Maybe this node logs helps
01/01/1970 11:17:24
[talos] node watch error {"component": "controller-runtime", "controller": "k8s.NodeStatusController", "error": "failed to list *v1.Node: Get \"https://127.0.0.1:7445/api/v1/nodes?fieldSelector=metadata.name%3Dtalos-q7f-tv7&resourceVersion=7429241\": EOF", "error_count": 4}
01/01/1970 11:18:08
[talos] node watch error {"component": "controller-runtime", "controller": "k8s.NodeStatusController", "error": "failed to list *v1.Node: Get \"https://127.0.0.1:7445/api/v1/nodes?fieldSelector=metadata.name%3Dtalos-q7f-tv7&limit=500&resourceVersion=0\": EOF", "error_count": 0}
01/01/1970 17:05:27
[talos] error watching discovery service state {"component": "controller-runtime", "controller": "cluster.DiscoveryServiceController", "error": "rpc error: code = Unavailable desc = keepalive ping failed to receive ACK within timeout"}
This is totally unrelated. If Talos disconnects from Omni, the logs will say about SideroLink
.
probably unrelated, but the time is off by a lot somewhere in your infra ;)

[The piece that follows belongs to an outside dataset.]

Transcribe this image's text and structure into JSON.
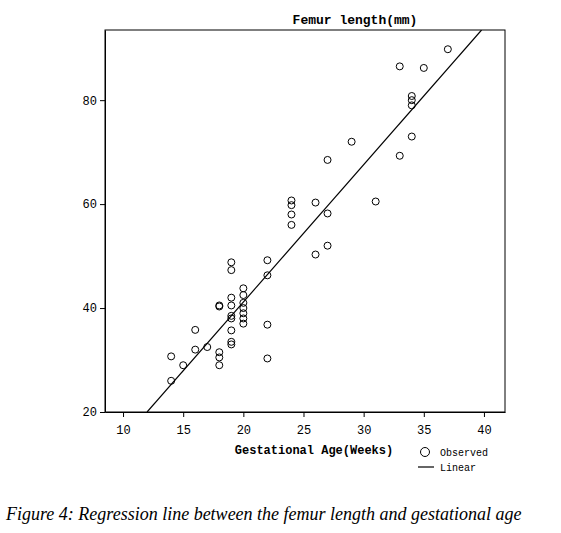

The date on the node is correct, it's an optical UI issue in omni, I can reproduce this issue;
The nodes are connected by cable on a stable network, it seems to be at random with this as last node message
[talos] kubernetes endpoint watch error {"component": "controller-runtime", "controller": "k8s.EndpointController", "error": "failed to list *v1.Endpoints: Get \"https://[fdae:41e4303::1]:10000/api/v1/namespaces/default/endpoints?fieldSelector=metadata.name%3Dkubernetes&resourceVersion=645709\": dial tcp [fdae:41303::1]:10000: i/o timeout"}
I tried using internal discovery or public, results are the same. The k8s cluster itself is operational, the node is reachable and port 50000 is open indicating that the api-server is operational, sometimes a reboot works (which is strange since it depends on the wireguard connection)
I'll keep debugging, thanks for all your work.
Is there an existing issue for this?
Current Behavior
When upgrading omni I sometime notice that Siderolinks seem to go down for a long time. Nodes are not available during this downtime.
Expected Behavior
Node repair (restore) connections to omni in case of unexpected disconnects. I would expect at least a reconnect on failure from nodes.
Steps To Reproduce
Bring Omni 0.42.3 down for a few minutes and restart, some nodes are not available/connected.
What browsers are you seeing the problem on?
No response
Anything else?
A reboot command to the node sometimes works.